In an article in Foreign Affairs, he said President Bill Clinton’s efforts were “romantic” and accused him of undertaking his tireless work for peace in order to curry favor with Irish Americans.

He criticized the decision to grant Gerry Adams a visa, a development now considered crucial to the success of the peace process. He claimed our role in Northern Ireland was severely damaging our relationship with Great Britain.

In fact, at the time, these views were entirely consistent with those of many in the United States and United Kingdom.  Clinton's interventions on Northern Ireland were clearly crucial to the peace process, but the Adams visa was very clearly a major political gamble - and the fact that allowing Adams into the United States in January 1994 did not secure an immediate - or indeed lasting - IRA ceasefire caused serious issues between Clinton and Prime Minister John Major.

In the event, Senator Obama won both the electoral college, by approximately 190 EC votes, and the popular vote, by approximately 10m votes.  McCain's observations in his Scranton speech proved astute, however, and Obama neglected the Special Envoy role.  On 1 December 1994, President Clinton appointed George Mitchell as Special Adviser to the President and Secretary of State for Economic Initiatives in Ireland.  In everything but name, this was the US Special Envoy to Northern Ireland that Clinton had pledged to create two years previously, during his campaign.  The role of Mitchell in the peace process is a matter of historical record, and it is telling that after Mitchell left the post in 2001, President George W Bush appointed Richard Haass to the role.  Haass was succeeded by Mitchell Reiss and Paula Dobriansky before Secretary of State Hillary Clinton appointed Declan Kelly to the post in 2009.  After Kelly stepped down in 2011, the post went vacant for three years.

It is also significant that in 2010, with a dispute over the devolution of policing and criminal justice powers calling a halt to political progress, Kelly reached out to former President Bush to press the Ulster Unionists to act.  One source described the move as "This is the most active thing George W Bush has done in his post-presidency period.
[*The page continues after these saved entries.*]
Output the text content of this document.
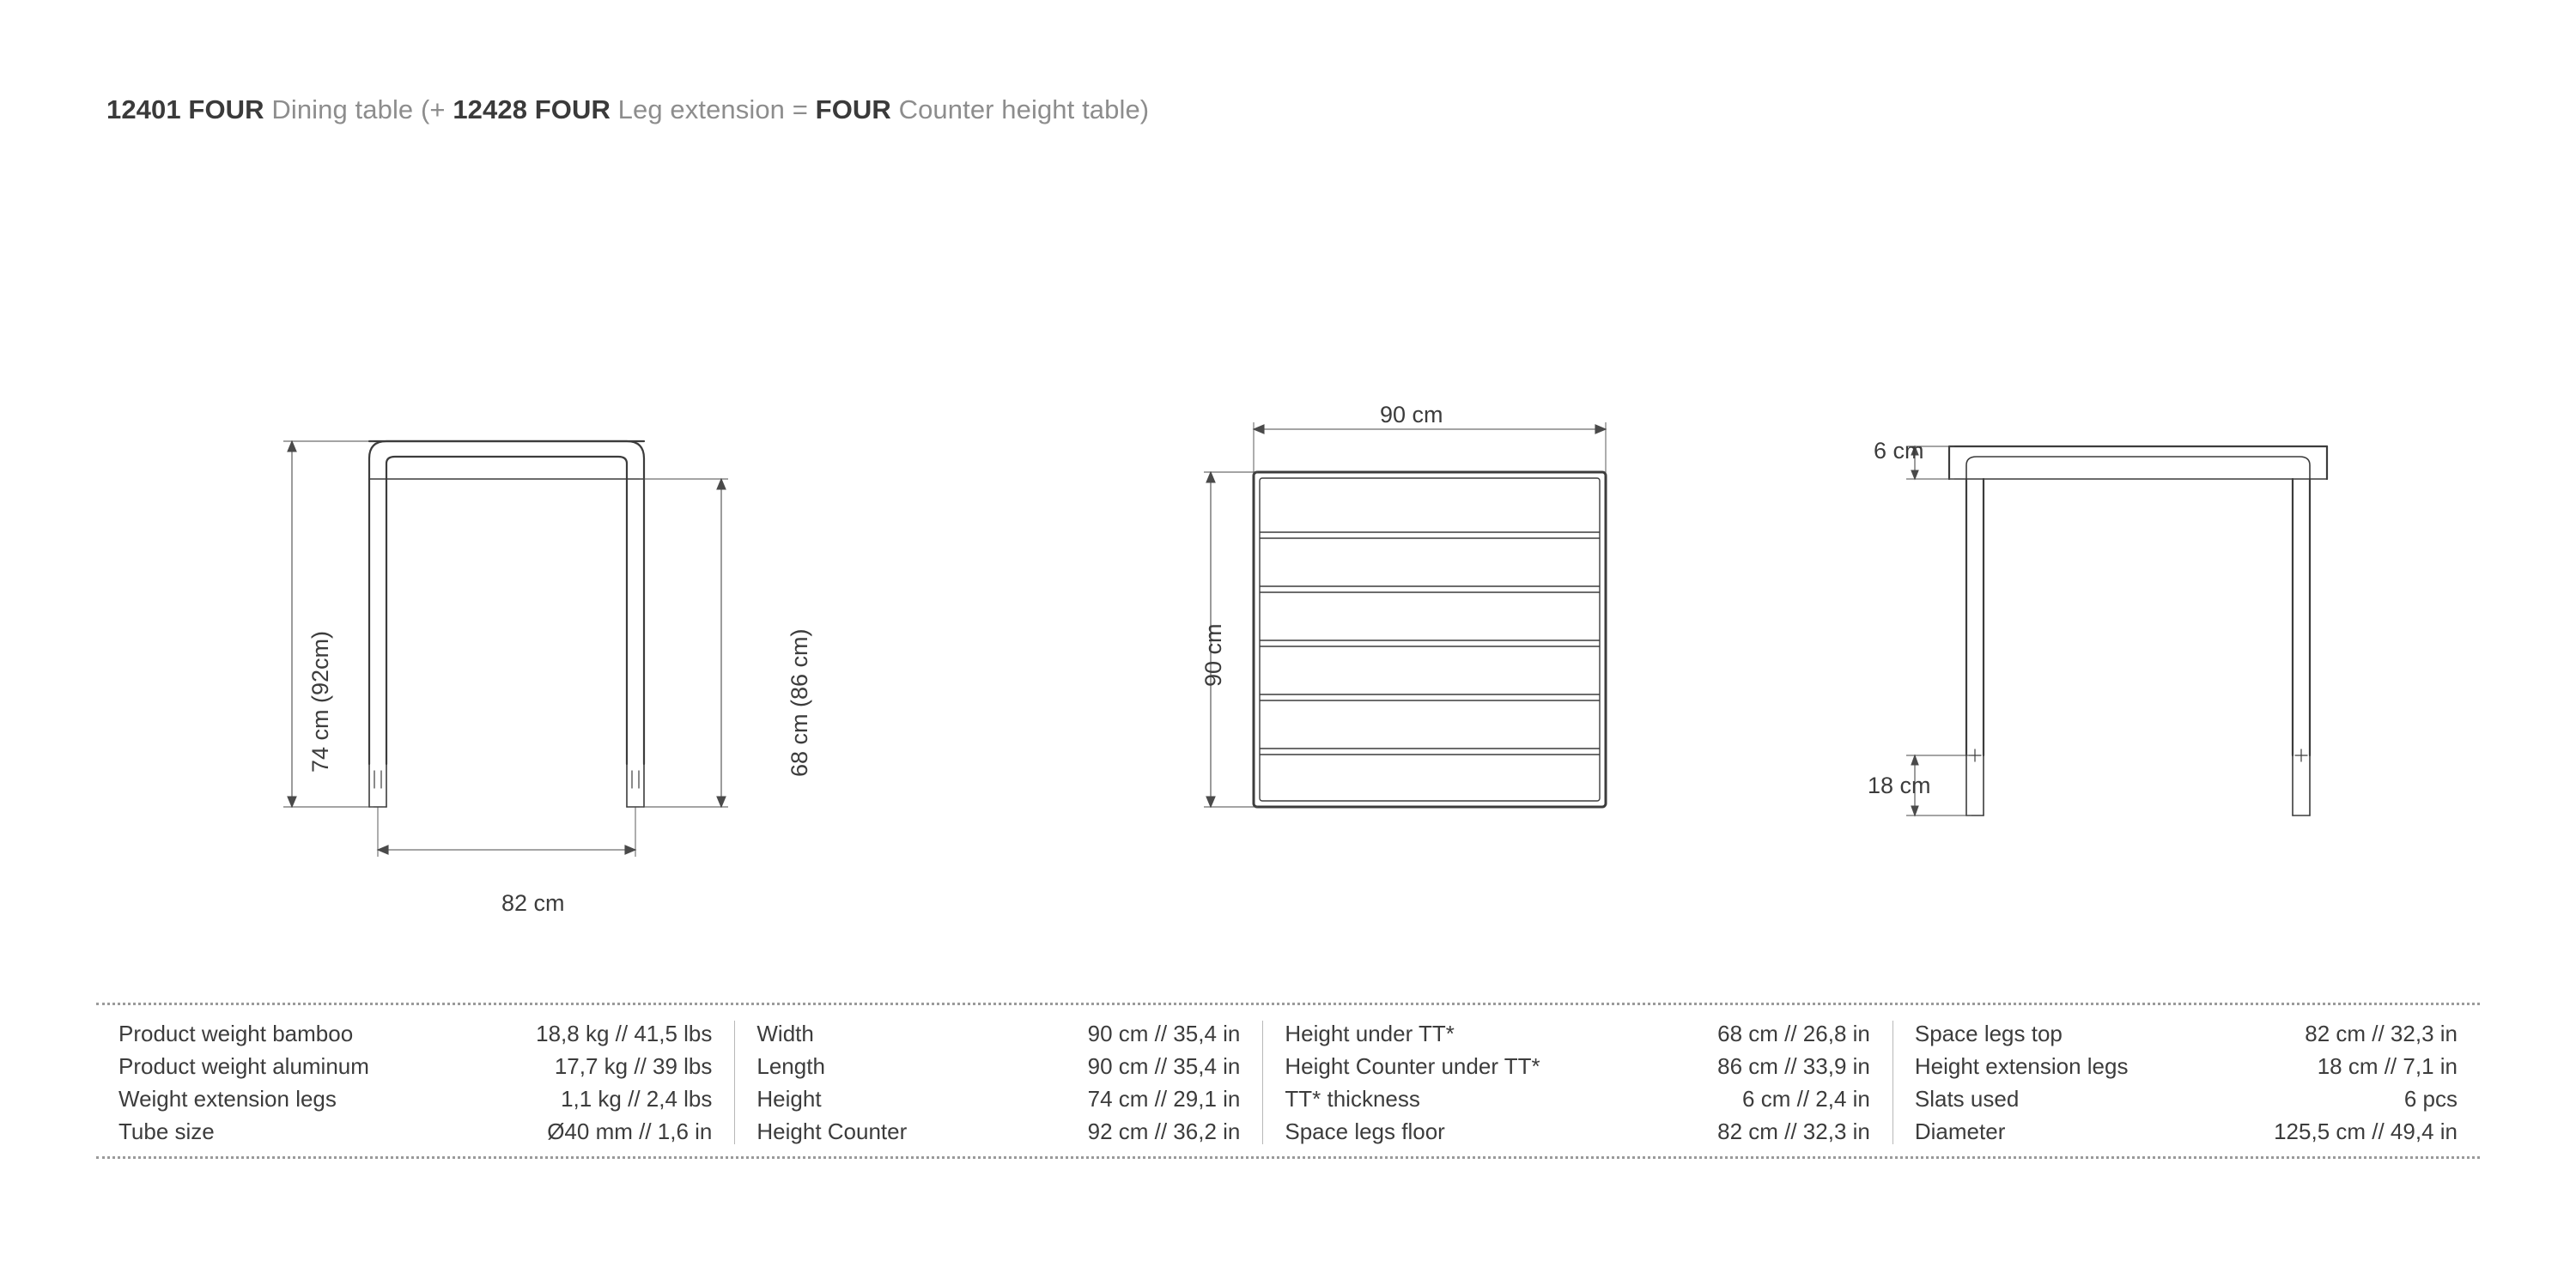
12401 FOUR Dining table (+ 12428 FOUR Leg extension = FOUR Counter height table)
74 cm (92cm)	68 cm (86 cm)
82 cm
90 cm
90 cm
6 cm
18 cm
Product weight bamboo	18,8 kg // 41,5 lbs
Product weight aluminum	17,7 kg // 39 lbs
Weight extension legs	1,1 kg // 2,4 lbs
Tube size	Ø40 mm // 1,6 in
Width	90 cm // 35,4 in
Length	90 cm // 35,4 in
Height	74 cm // 29,1 in
Height Counter	92 cm // 36,2 in
Height under TT*	68 cm // 26,8 in
Height Counter under TT*	86 cm // 33,9 in
TT* thickness	6 cm // 2,4 in
Space legs floor	82 cm // 32,3 in
Space legs top	82 cm // 32,3 in
Height extension legs	18 cm // 7,1 in
Slats used	6 pcs
Diameter	125,5 cm // 49,4 in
He has been incredibly restrained and diplomatic since leaving the White House. He has maintained radio silence".

Whteher a hypothetical President McCain would have actually been a better friend to Northern ireland than President Obama was remains a matter of conjecture.  it does, however, seem fair to posit that on this issue, McCain would have been a stronger hand in the Northern Ireland peace process.  With the current impasse at Stormont, with costs estimated at approximately £30m per year, now lasting over 500 days with little end in sight, one must wonder how different things might have been had there been a more engaged partner in Washington DC over the past decade.